Programs that target the Commercial and Industrial (C&) sectors – both new construction and retrofits – provide savings over a longer period of time. Large C&I retrofits also provide a large return on investment as their energy savings last for a longer period of time and their projects tend to produce the largest amount of energy savings. Such retrofits may include new cooling systems for grocery stores or a sealed refrigeration system for restaurants. Massachusetts' Existing Building C&I Retrofit Program by NSTAR Electric ranked the highest with around $8 million MWh of energy savings for 2020. Additionally, new construction programs also have long lasting effects as efficiency is built into the construction from the start. This ensures buildings are properly sealed and use energy efficiently.
Programs that target appliance replacement and large C&I retrofits provided the most reduction in CO2 emissions. Appliance replacement programs provide emissions reductions as they allow customers to switch from fuel, natural gas, and inefficient electric appliances to higher performing electric appliances, lowering energy and emissions. Along with this, retrofits, especially for larger buildings, reduce energy need, lowering CO2 demand.
What this Means for Future Programs
What this shows is the need to create a mixed approach to implementing energy efficiency programs. Not every program will achieve optimal energy savings and GHG emissions, but a well-balanced approach can ensure that both of these priorities are getting tackled.
Policy makers and program administers should consider the balance between energy savings and GHG emissions. They can align their efficiency and climate goals with the upcoming Inflation Reduction Act funding because the funding provides opportunities for each of these categories. The HOMES and HEEHRA programs will allow administrators to dedicate funding towards residential energy efficiency and efficiency electrification. As shown in the data, retrofits and appliance programs can help administrators produce more long-term energy savings and CO2 reductions.

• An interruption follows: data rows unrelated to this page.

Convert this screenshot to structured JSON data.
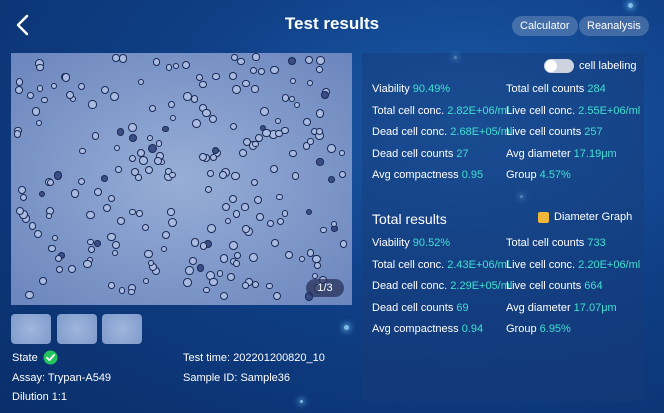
{
  "header": {
    "title": "Test results",
    "calculator_label": "Calculator",
    "reanalysis_label": "Reanalysis"
  },
  "image": {
    "page_indicator": "1/3"
  },
  "info": {
    "state_label": "State",
    "assay": "Assay: Trypan-A549",
    "dilution": "Dilution 1:1",
    "test_time": "Test time: 202201200820_10",
    "sample_id": "Sample ID: Sample36"
  },
  "image_results": {
    "cell_labeling_label": "cell labeling",
    "rows": [
      {
        "l1": "Viability",
        "v1": "90.49%",
        "l2": "Total cell counts",
        "v2": "284"
      },
      {
        "l1": "Total cell conc.",
        "v1": "2.82E+06/ml",
        "l2": "Live cell conc.",
        "v2": "2.55E+06/ml"
      },
      {
        "l1": "Dead cell conc.",
        "v1": "2.68E+05/ml",
        "l2": "Live cell counts",
        "v2": "257"
      },
      {
        "l1": "Dead cell counts",
        "v1": "27",
        "l2": "Avg diameter",
        "v2": "17.19μm"
      },
      {
        "l1": "Avg compactness",
        "v1": "0.95",
        "l2": "Group",
        "v2": "4.57%"
      }
    ]
  },
  "total_results": {
    "title": "Total results",
    "diameter_graph_label": "Diameter Graph",
    "rows": [
      {
        "l1": "Viability",
        "v1": "90.52%",
        "l2": "Total cell counts",
        "v2": "733"
      },
      {
        "l1": "Total cell conc.",
        "v1": "2.43E+06/ml",
        "l2": "Live cell conc.",
        "v2": "2.20E+06/ml"
      },
      {
        "l1": "Dead cell conc.",
        "v1": "2.29E+05/ml",
        "l2": "Live cell counts",
        "v2": "664"
      },
      {
        "l1": "Dead cell counts",
        "v1": "69",
        "l2": "Avg diameter",
        "v2": "17.07μm"
      },
      {
        "l1": "Avg compactness",
        "v1": "0.94",
        "l2": "Group",
        "v2": "6.95%"
      }
    ]
  },
  "colors": {
    "accent_value": "#3fe0d2",
    "state_ok": "#22c55e",
    "graph_icon": "#f2b53a"
  }
}
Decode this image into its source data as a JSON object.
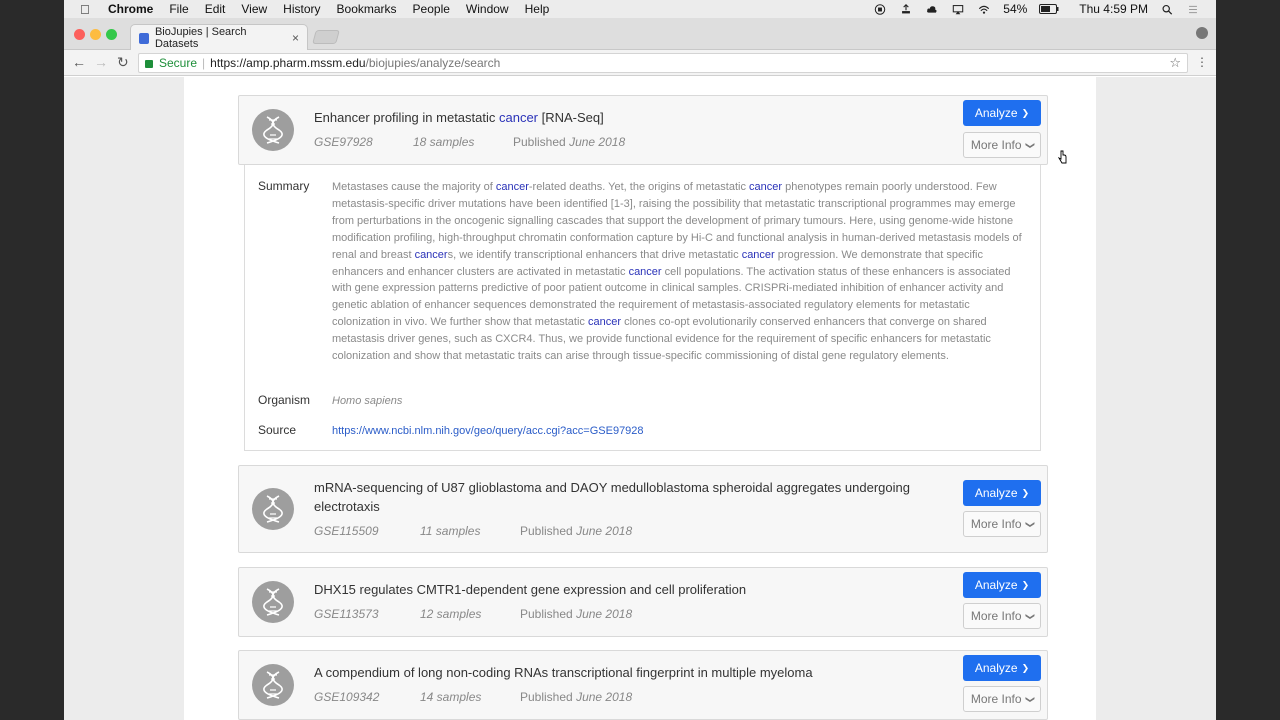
{
  "menubar": {
    "app": "Chrome",
    "items": [
      "File",
      "Edit",
      "View",
      "History",
      "Bookmarks",
      "People",
      "Window",
      "Help"
    ],
    "battery": "54%",
    "clock": "Thu 4:59 PM"
  },
  "browser": {
    "tab_title": "BioJupies | Search Datasets",
    "tab_close": "×",
    "secure_label": "Secure",
    "url_scheme_host": "https://amp.pharm.mssm.edu",
    "url_path": "/biojupies/analyze/search"
  },
  "colors": {
    "analyze": "#1f6fef",
    "highlight": "#2a32b8",
    "link": "#2a5cc8",
    "secure": "#1e8f3a"
  },
  "buttons": {
    "analyze": "Analyze",
    "more_info": "More Info"
  },
  "labels": {
    "published": "Published",
    "summary": "Summary",
    "organism": "Organism",
    "source": "Source"
  },
  "datasets": [
    {
      "title_pre": "Enhancer profiling in metastatic ",
      "title_hl": "cancer",
      "title_post": " [RNA-Seq]",
      "accession": "GSE97928",
      "samples": "18 samples",
      "date": "June 2018"
    },
    {
      "title": "mRNA-sequencing of U87 glioblastoma and DAOY medulloblastoma spheroidal aggregates undergoing electrotaxis",
      "accession": "GSE115509",
      "samples": "11 samples",
      "date": "June 2018"
    },
    {
      "title": "DHX15 regulates CMTR1-dependent gene expression and cell proliferation",
      "accession": "GSE113573",
      "samples": "12 samples",
      "date": "June 2018"
    },
    {
      "title": "A compendium of long non-coding RNAs transcriptional fingerprint in multiple myeloma",
      "accession": "GSE109342",
      "samples": "14 samples",
      "date": "June 2018"
    }
  ],
  "details": {
    "summary_parts": [
      "Metastases cause the majority of ",
      "cancer",
      "-related deaths. Yet, the origins of metastatic ",
      "cancer",
      " phenotypes remain poorly understood. Few metastasis-specific driver mutations have been identified [1-3], raising the possibility that metastatic transcriptional programmes may emerge from perturbations in the oncogenic signalling cascades that support the development of primary tumours. Here, using genome-wide histone modification profiling, high-throughput chromatin conformation capture by Hi-C and functional analysis in human-derived metastasis models of renal and breast ",
      "cancer",
      "s, we identify transcriptional enhancers that drive metastatic ",
      "cancer",
      " progression. We demonstrate that specific enhancers and enhancer clusters are activated in metastatic ",
      "cancer",
      " cell populations. The activation status of these enhancers is associated with gene expression patterns predictive of poor patient outcome in clinical samples. CRISPRi-mediated inhibition of enhancer activity and genetic ablation of enhancer sequences demonstrated the requirement of metastasis-associated regulatory elements for metastatic colonization in vivo. We further show that metastatic ",
      "cancer",
      " clones co-opt evolutionarily conserved enhancers that converge on shared metastasis driver genes, such as CXCR4. Thus, we provide functional evidence for the requirement of specific enhancers for metastatic colonization and show that metastatic traits can arise through tissue-specific commissioning of distal gene regulatory elements."
    ],
    "organism": "Homo sapiens",
    "source_url": "https://www.ncbi.nlm.nih.gov/geo/query/acc.cgi?acc=GSE97928"
  }
}
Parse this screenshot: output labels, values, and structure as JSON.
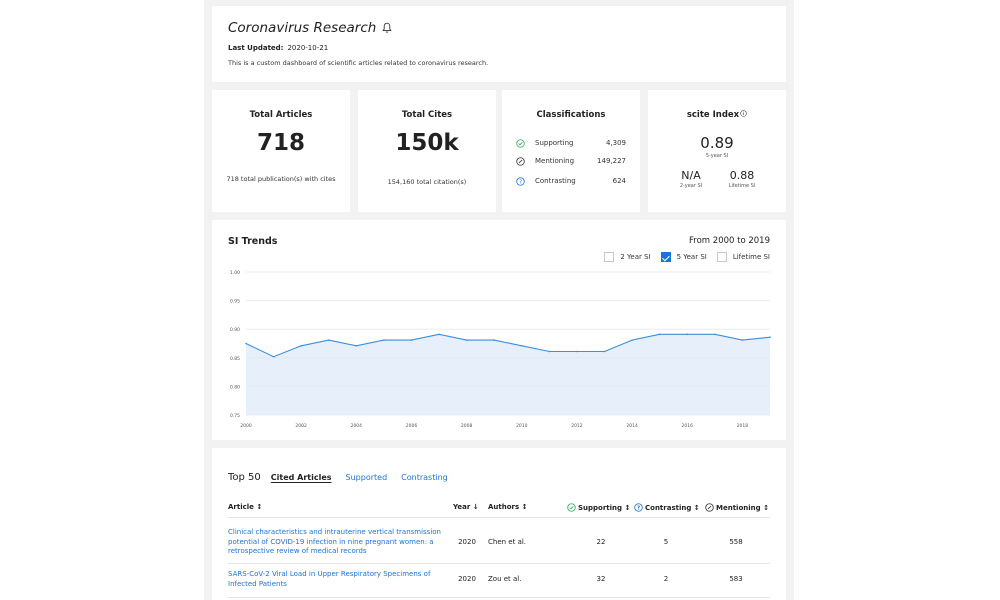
{
  "header": {
    "title": "Coronavirus Research",
    "updated_label": "Last Updated:",
    "updated_value": "2020-10-21",
    "description": "This is a custom dashboard of scientific articles related to coronavirus research.",
    "bell_icon": "bell-icon"
  },
  "stats": {
    "articles": {
      "label": "Total Articles",
      "value": "718",
      "sub": "718 total publication(s) with cites"
    },
    "cites": {
      "label": "Total Cites",
      "value": "150k",
      "sub": "154,160 total citation(s)"
    },
    "classifications": {
      "label": "Classifications",
      "rows": [
        {
          "label": "Supporting",
          "value": "4,309",
          "icon": "check-circle-icon",
          "color": "#2eaa5a"
        },
        {
          "label": "Mentioning",
          "value": "149,227",
          "icon": "dash-circle-icon",
          "color": "#333333"
        },
        {
          "label": "Contrasting",
          "value": "624",
          "icon": "question-circle-icon",
          "color": "#1a73d9"
        }
      ]
    },
    "scite": {
      "label": "scite Index",
      "info_icon": "info-icon",
      "five_year_value": "0.89",
      "five_year_label": "5-year SI",
      "two_year_value": "N/A",
      "two_year_label": "2-year SI",
      "lifetime_value": "0.88",
      "lifetime_label": "Lifetime SI"
    }
  },
  "trends": {
    "title": "SI Trends",
    "range": "From 2000 to 2019",
    "legend": [
      {
        "label": "2 Year SI",
        "checked": false
      },
      {
        "label": "5 Year SI",
        "checked": true
      },
      {
        "label": "Lifetime SI",
        "checked": false
      }
    ]
  },
  "chart_data": {
    "type": "area",
    "series": [
      {
        "x": [
          2000,
          2001,
          2002,
          2003,
          2004,
          2005,
          2006,
          2007,
          2008,
          2009,
          2010,
          2011,
          2012,
          2013,
          2014,
          2015,
          2016,
          2017,
          2018,
          2019
        ],
        "values": [
          0.875,
          0.852,
          0.871,
          0.881,
          0.871,
          0.881,
          0.881,
          0.891,
          0.881,
          0.881,
          0.871,
          0.861,
          0.861,
          0.861,
          0.881,
          0.891,
          0.891,
          0.891,
          0.881,
          0.886
        ]
      }
    ],
    "ylim": [
      0.75,
      1.0
    ],
    "yticks": [
      "0.75",
      "0.80",
      "0.85",
      "0.90",
      "0.95",
      "1.00"
    ],
    "xticks": [
      "2000",
      "2002",
      "2004",
      "2006",
      "2008",
      "2010",
      "2012",
      "2014",
      "2016",
      "2018"
    ],
    "xlim": [
      2000,
      2019
    ],
    "grid": true,
    "colors": {
      "line": "#3a8ee0",
      "fill": "#dbe8f8"
    }
  },
  "table": {
    "top_label": "Top 50",
    "tabs": [
      {
        "label": "Cited Articles",
        "active": true
      },
      {
        "label": "Supported",
        "active": false
      },
      {
        "label": "Contrasting",
        "active": false
      }
    ],
    "headers": {
      "article": "Article ↕",
      "year": "Year ↓",
      "authors": "Authors ↕",
      "supporting": "Supporting ↕",
      "contrasting": "Contrasting ↕",
      "mentioning": "Mentioning ↕"
    },
    "rows": [
      {
        "title": "Clinical characteristics and intrauterine vertical transmission potential of COVID-19 infection in nine pregnant women: a retrospective review of medical records",
        "year": "2020",
        "authors": "Chen et al.",
        "supporting": "22",
        "contrasting": "5",
        "mentioning": "558"
      },
      {
        "title": "SARS-CoV-2 Viral Load in Upper Respiratory Specimens of Infected Patients",
        "year": "2020",
        "authors": "Zou et al.",
        "supporting": "32",
        "contrasting": "2",
        "mentioning": "583"
      }
    ]
  }
}
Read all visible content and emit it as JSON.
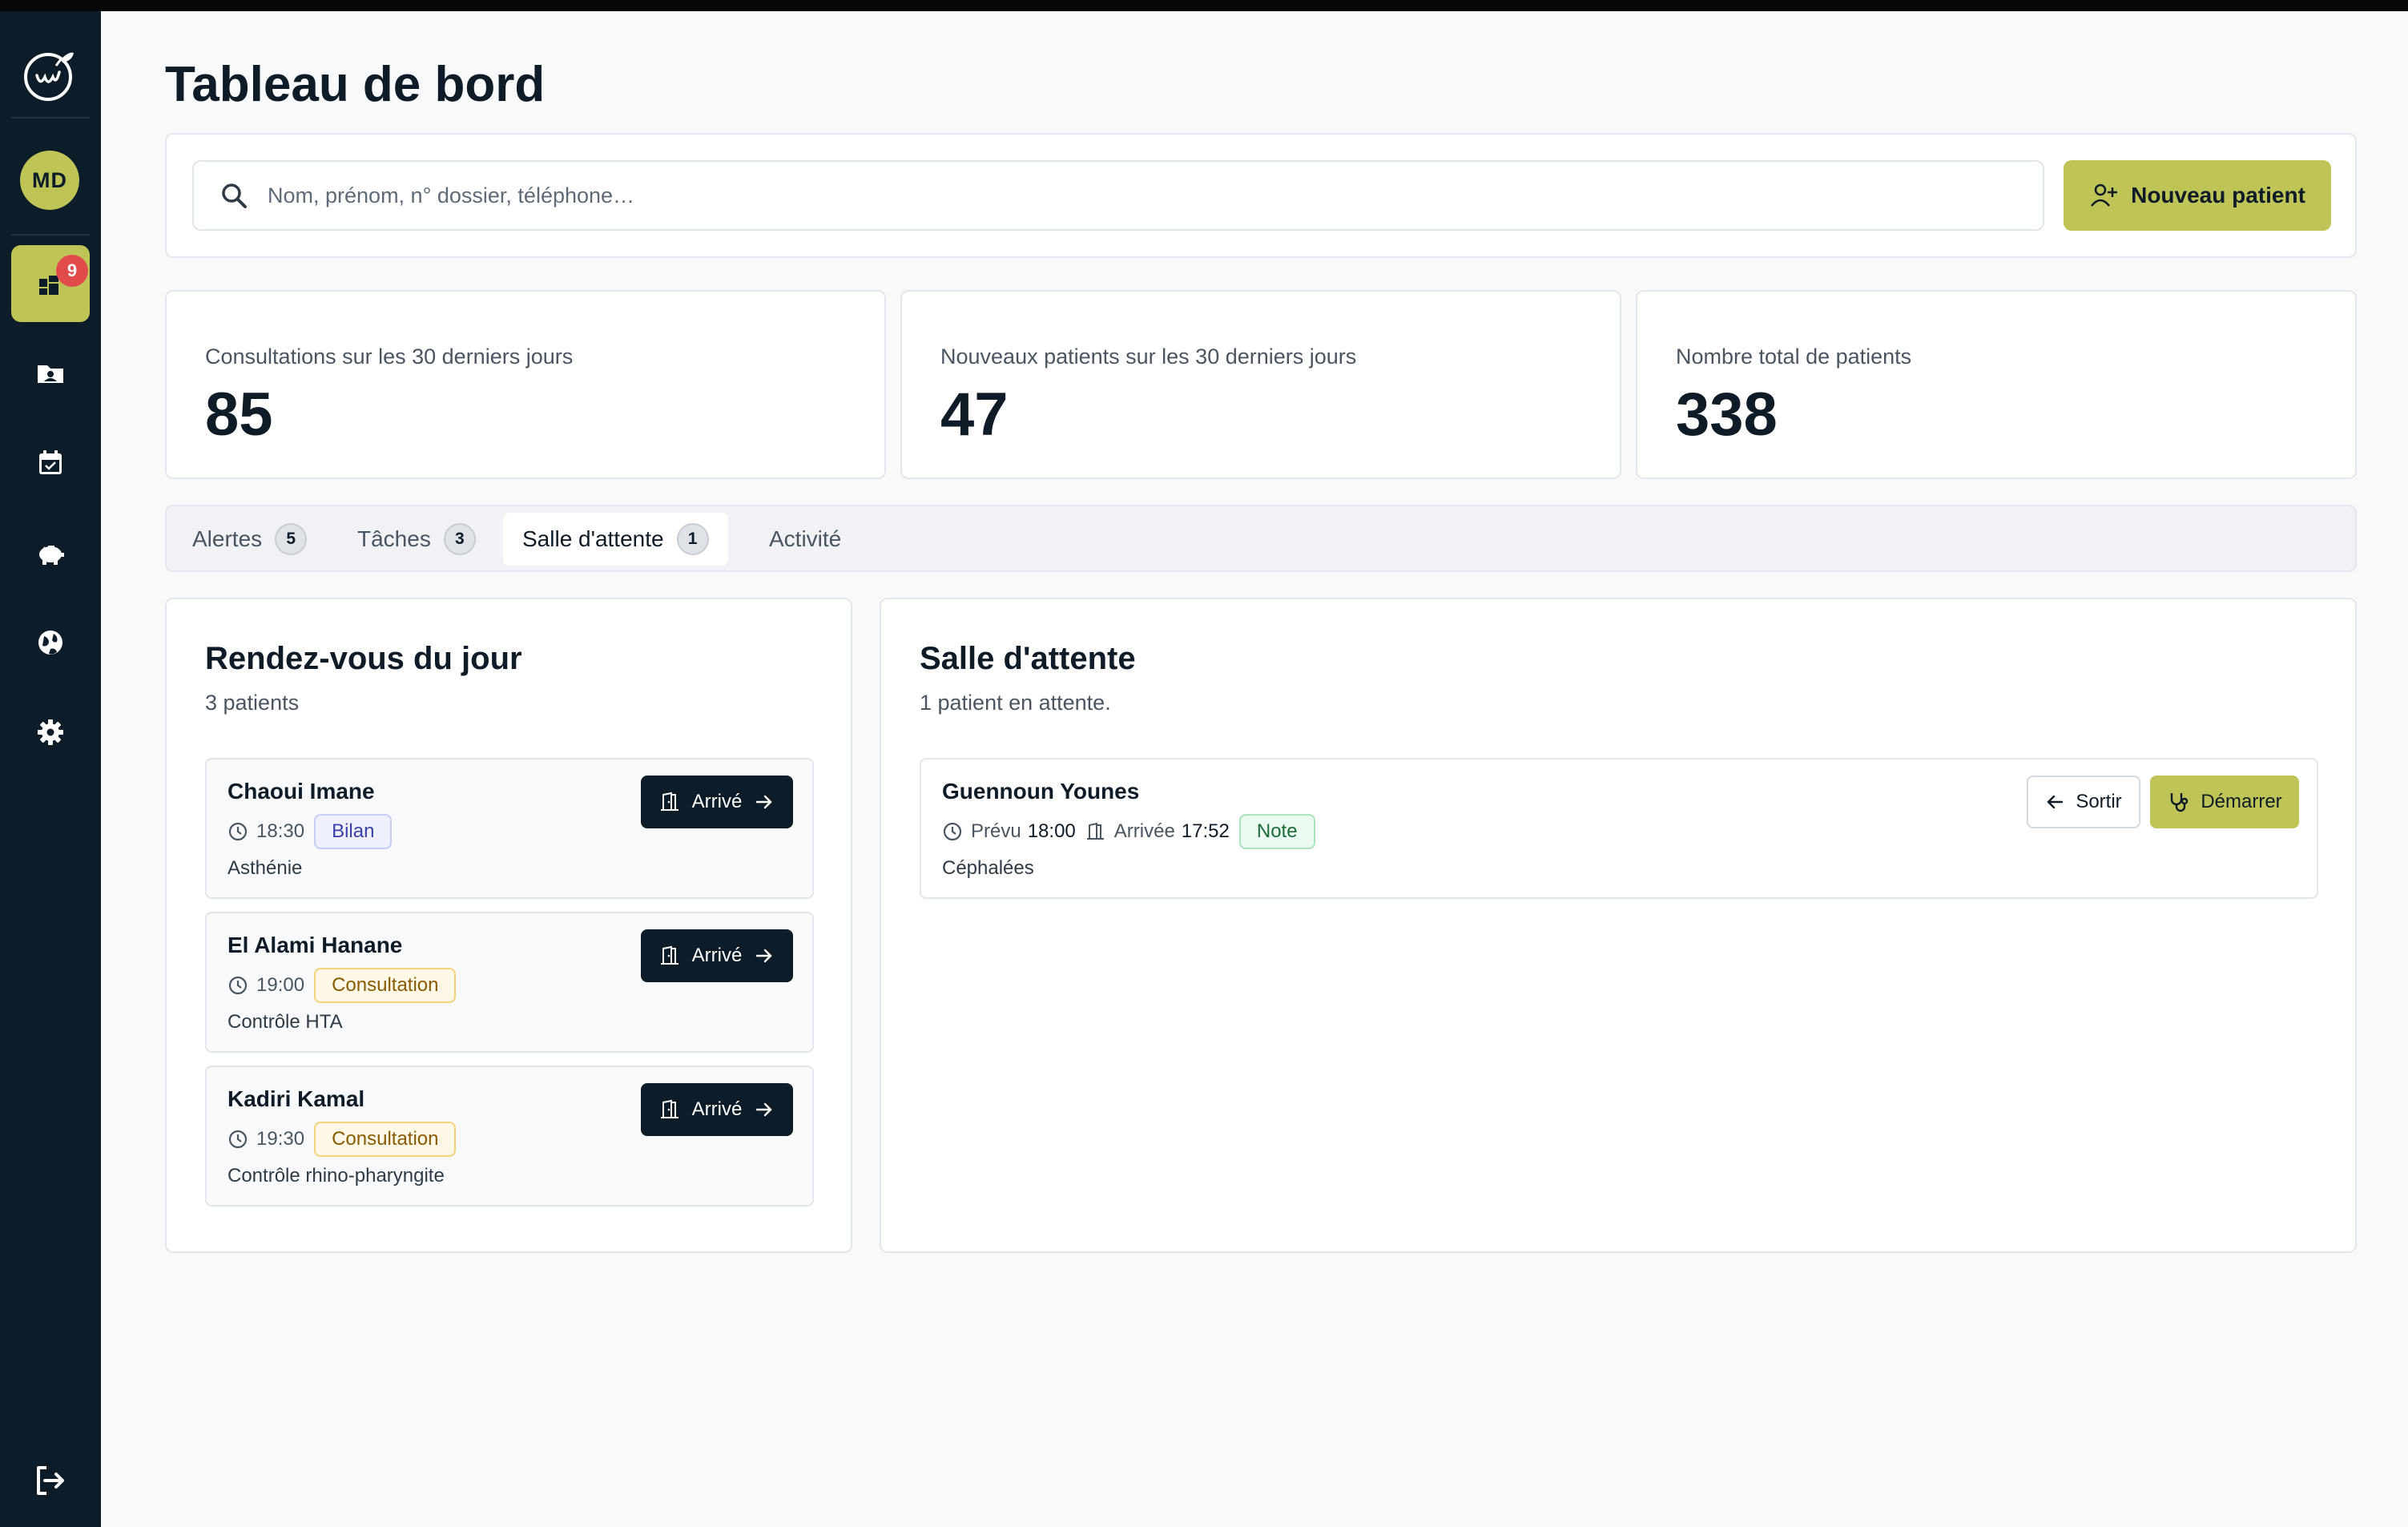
{
  "sidebar": {
    "avatar_initials": "MD",
    "notifications_count": "9",
    "items": [
      {
        "name": "dashboard",
        "icon": "dashboard-icon"
      },
      {
        "name": "patients",
        "icon": "patient-folder-icon"
      },
      {
        "name": "calendar",
        "icon": "calendar-check-icon"
      },
      {
        "name": "finance",
        "icon": "piggy-bank-icon"
      },
      {
        "name": "web",
        "icon": "globe-icon"
      },
      {
        "name": "settings",
        "icon": "gear-icon"
      }
    ],
    "logout_icon": "logout-icon"
  },
  "page": {
    "title": "Tableau de bord"
  },
  "search": {
    "placeholder": "Nom, prénom, n° dossier, téléphone…",
    "new_patient_label": "Nouveau patient"
  },
  "stats": [
    {
      "label": "Consultations sur les 30 derniers jours",
      "value": "85"
    },
    {
      "label": "Nouveaux patients sur les 30 derniers jours",
      "value": "47"
    },
    {
      "label": "Nombre total de patients",
      "value": "338"
    }
  ],
  "tabs": [
    {
      "label": "Alertes",
      "count": "5"
    },
    {
      "label": "Tâches",
      "count": "3"
    },
    {
      "label": "Salle d'attente",
      "count": "1",
      "active": true
    },
    {
      "label": "Activité"
    }
  ],
  "appointments": {
    "title": "Rendez-vous du jour",
    "subtitle": "3 patients",
    "arrive_label": "Arrivé",
    "items": [
      {
        "name": "Chaoui Imane",
        "time": "18:30",
        "type": "Bilan",
        "reason": "Asthénie"
      },
      {
        "name": "El Alami Hanane",
        "time": "19:00",
        "type": "Consultation",
        "reason": "Contrôle HTA"
      },
      {
        "name": "Kadiri Kamal",
        "time": "19:30",
        "type": "Consultation",
        "reason": "Contrôle rhino-pharyngite"
      }
    ]
  },
  "waiting_room": {
    "title": "Salle d'attente",
    "subtitle": "1 patient en attente.",
    "sortir_label": "Sortir",
    "start_label": "Démarrer",
    "items": [
      {
        "name": "Guennoun Younes",
        "planned_label": "Prévu",
        "planned": "18:00",
        "arrived_label": "Arrivée",
        "arrived": "17:52",
        "tag": "Note",
        "reason": "Céphalées"
      }
    ]
  },
  "colors": {
    "sidebar": "#0d1c29",
    "accent": "#bfc457",
    "notification": "#e24b4b"
  }
}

Additionally, states can encourage businesses to take advantage of tax credit 179D which allows commercial spaces to retrofit existing buildings. Owners will receive incentives based on the amount of energy saved from a project and have the ability to earn more through following certain wage and labor requirements. The next few years will provide many opportunities to grow these programs. It will be exciting to see how states funnel funding to different programs and prioritize various goals.